Professores federais mantêm greve
Professores federais mantêm greve
Das agências
Paulo Renato liberou R$ 0 mi para o pagamento de 85 mil técnicos administrativosOs professores das universidades federais do Piauí, Espírito Santo, Minas Gerais e Pernambuco decidiram não aceitar a proposta do Ministério da Educação e continuar em greve. Na próxima semana, a Associação Nacional dos Docentes do Ensino Superior (Andes) vai analisar a sugestão feita pelo ministro Paulo Renato Souza, de suspensão da greve e reavaliar uma gratificação diferenciada para a categoria. A tendência é de rejeição à proposta do governo.
Com o anúncio do corte de salários, os professores de Mato Grosso adotaram uma forma criativa para conseguir dinheiro. Criaram a chamada Liquidação de Professores, uma feira que será realizada neste fim de semana, em Cuiabá, na qual venderão objetos pessoais.
Os professores da Universidade Federal do Paraná em Pato Branco (PR), que não estão em greve, decidiram não receber seus salários em solidariedade aos colegas de Curitiba, parados desde março.
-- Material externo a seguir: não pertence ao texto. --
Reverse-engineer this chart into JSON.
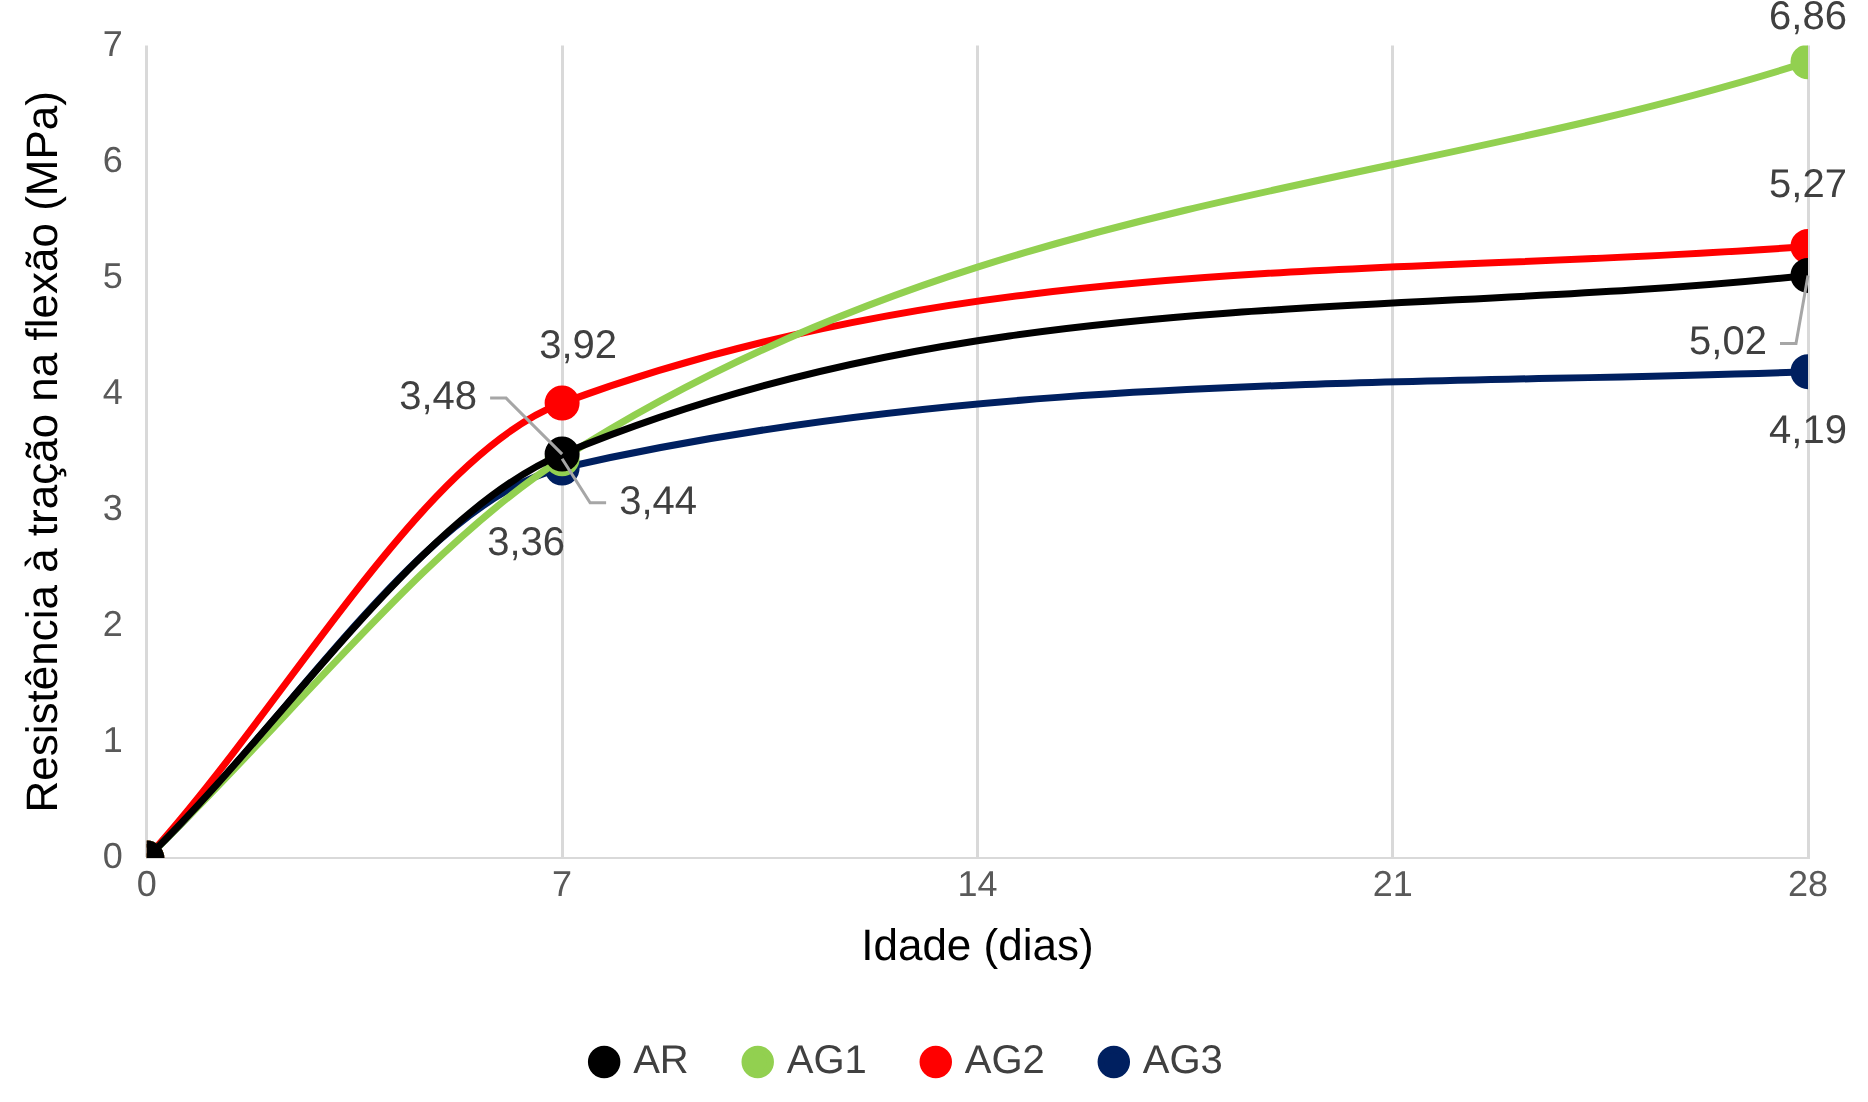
{
  "chart_data": {
    "type": "line",
    "xlabel": "Idade (dias)",
    "ylabel": "Resistência à tração na flexão (MPa)",
    "x": [
      0,
      7,
      28
    ],
    "xlim": [
      0,
      28
    ],
    "xticks": [
      0,
      7,
      14,
      21,
      28
    ],
    "ylim": [
      0,
      7
    ],
    "yticks": [
      0,
      1,
      2,
      3,
      4,
      5,
      6,
      7
    ],
    "grid": "x",
    "legend": "bottom",
    "marker": "circle",
    "line_style": "solid",
    "series": [
      {
        "name": "AR",
        "color": "#000000",
        "values": [
          0,
          3.48,
          5.02
        ],
        "value_labels": [
          null,
          "3,48",
          "5,02"
        ]
      },
      {
        "name": "AG1",
        "color": "#92d050",
        "values": [
          0,
          3.44,
          6.86
        ],
        "value_labels": [
          null,
          "3,44",
          "6,86"
        ]
      },
      {
        "name": "AG2",
        "color": "#ff0000",
        "values": [
          0,
          3.92,
          5.27
        ],
        "value_labels": [
          null,
          "3,92",
          "5,27"
        ]
      },
      {
        "name": "AG3",
        "color": "#002060",
        "values": [
          0,
          3.36,
          4.19
        ],
        "value_labels": [
          null,
          "3,36",
          "4,19"
        ]
      }
    ]
  }
}
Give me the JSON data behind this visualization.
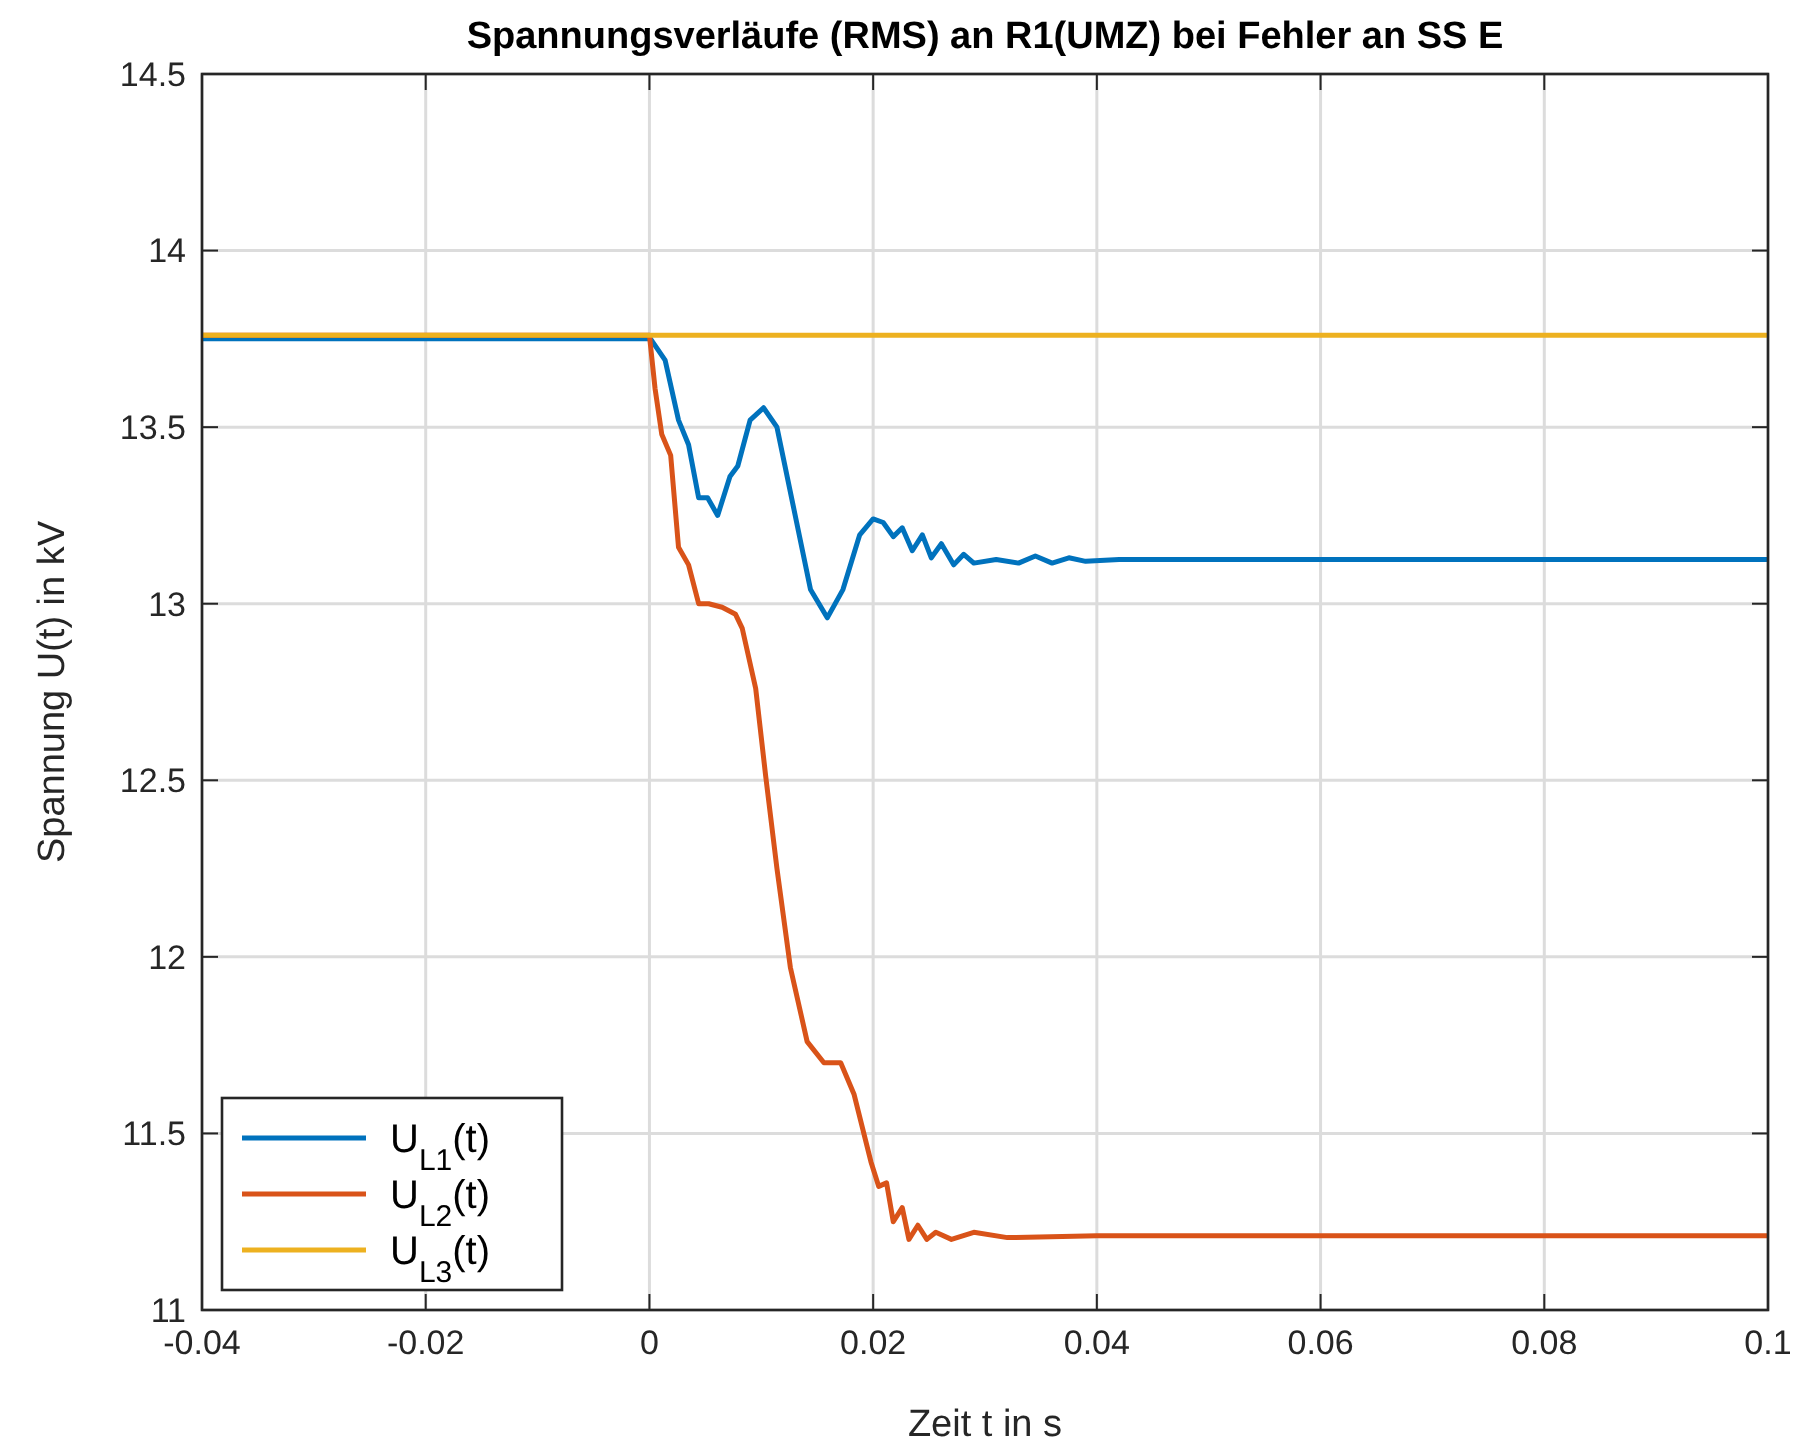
{
  "chart_data": {
    "type": "line",
    "title": "Spannungsverläufe (RMS) an R1(UMZ) bei Fehler an SS E",
    "xlabel": "Zeit t in s",
    "ylabel": "Spannung  U(t) in kV",
    "xlim": [
      -0.04,
      0.1
    ],
    "xticks": [
      -0.04,
      -0.02,
      0,
      0.02,
      0.04,
      0.06,
      0.08,
      0.1
    ],
    "ylim": [
      11,
      14.5
    ],
    "yticks": [
      11,
      11.5,
      12,
      12.5,
      13,
      13.5,
      14,
      14.5
    ],
    "grid": true,
    "legend": "bottom left",
    "line_style": "solid",
    "marker": "none",
    "series": [
      {
        "name": "U$_{L1}$(t)",
        "color": "#0072bd",
        "x": [
          -0.04,
          0,
          0.0001,
          0.0014,
          0.0026,
          0.0035,
          0.0044,
          0.0052,
          0.0061,
          0.0072,
          0.0079,
          0.009,
          0.0102,
          0.0114,
          0.0129,
          0.0144,
          0.0159,
          0.0173,
          0.0188,
          0.02,
          0.0209,
          0.0218,
          0.0226,
          0.0235,
          0.0244,
          0.0252,
          0.0261,
          0.0272,
          0.0281,
          0.029,
          0.031,
          0.033,
          0.0345,
          0.036,
          0.0375,
          0.039,
          0.042,
          0.05,
          0.1
        ],
        "values": [
          13.75,
          13.75,
          13.75,
          13.69,
          13.52,
          13.45,
          13.3,
          13.3,
          13.25,
          13.36,
          13.39,
          13.52,
          13.555,
          13.5,
          13.27,
          13.04,
          12.96,
          13.04,
          13.195,
          13.24,
          13.23,
          13.19,
          13.215,
          13.15,
          13.195,
          13.13,
          13.17,
          13.11,
          13.14,
          13.115,
          13.125,
          13.115,
          13.135,
          13.115,
          13.13,
          13.12,
          13.125,
          13.125,
          13.125
        ]
      },
      {
        "name": "U$_{L2}$(t)",
        "color": "#d95319",
        "x": [
          -0.04,
          0,
          0.0005,
          0.0011,
          0.0019,
          0.0026,
          0.0035,
          0.0044,
          0.0053,
          0.0065,
          0.0077,
          0.0083,
          0.0095,
          0.0104,
          0.0114,
          0.0126,
          0.0141,
          0.0156,
          0.0171,
          0.0183,
          0.0198,
          0.0205,
          0.0212,
          0.0218,
          0.0226,
          0.0232,
          0.024,
          0.0248,
          0.0256,
          0.027,
          0.029,
          0.032,
          0.04,
          0.1
        ],
        "values": [
          13.76,
          13.76,
          13.61,
          13.48,
          13.42,
          13.16,
          13.11,
          13.0,
          13.0,
          12.99,
          12.97,
          12.93,
          12.76,
          12.51,
          12.25,
          11.97,
          11.76,
          11.7,
          11.7,
          11.61,
          11.42,
          11.35,
          11.36,
          11.25,
          11.29,
          11.2,
          11.24,
          11.2,
          11.22,
          11.2,
          11.22,
          11.205,
          11.21,
          11.21
        ]
      },
      {
        "name": "U$_{L3}$(t)",
        "color": "#edb120",
        "x": [
          -0.04,
          0.1
        ],
        "values": [
          13.76,
          13.76
        ]
      }
    ]
  }
}
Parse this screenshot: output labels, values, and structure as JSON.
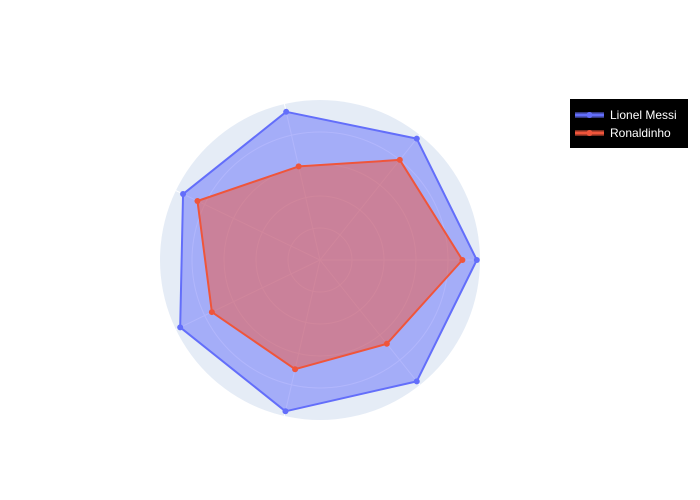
{
  "chart_data": {
    "type": "radar",
    "axes_count": 7,
    "rmax": 1.0,
    "series": [
      {
        "name": "Lionel Messi",
        "values": [
          0.98,
          0.97,
          0.95,
          0.95,
          0.97,
          0.97,
          0.97
        ],
        "color": "#636efa",
        "fill": "rgba(99,110,250,0.5)"
      },
      {
        "name": "Ronaldinho",
        "values": [
          0.89,
          0.8,
          0.6,
          0.85,
          0.75,
          0.7,
          0.67
        ],
        "color": "#ef553b",
        "fill": "rgba(239,85,59,0.5)"
      }
    ],
    "legend_position": "top-right",
    "polar_background": "#e5ecf6",
    "legend_background": "#000000"
  }
}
O diretor da faculdade de Ciências da Universidade do Amazonas, José Wilson Cavalcanti, pôs o cargo à disposição do reitor Walmir Albuquerque.
Ontem o ministro Paulo Renato Souza liberou R$ 80 milhões para pagamento de 85 mil dos 92 mil técnicos administrativos de 32 universidades federais que possuem hospitais universitários. A data do pagamento dos salários será definida na próxima semana pelo MEC.
Os servidores e técnicos-administrativos das universidades federais podem encerrar a greve na próxima semana. Representantes da Fasubra (entidade que reúne os sindicatos dos funcionários) apresentaram ao MEC um indicativo de suspensão de greve para o próximo sábado. O ministro Paulo Renato Souza, determinou, na noite de anteontem, que todos os servidores das universidades federais que têm hospitais universitários recebam o pagamento na próxima semana. Na segunda-feira, os recursos já estarão disponíveis para as universidades.
Das 39 universidades, 32 têm hospital. Dessas, sete já tinham informado ao MEC a existência ou não de greve. Com essa decisão, 85 mil dos 92 mil servidores e técnicos-administrativos vão receber o pagamento.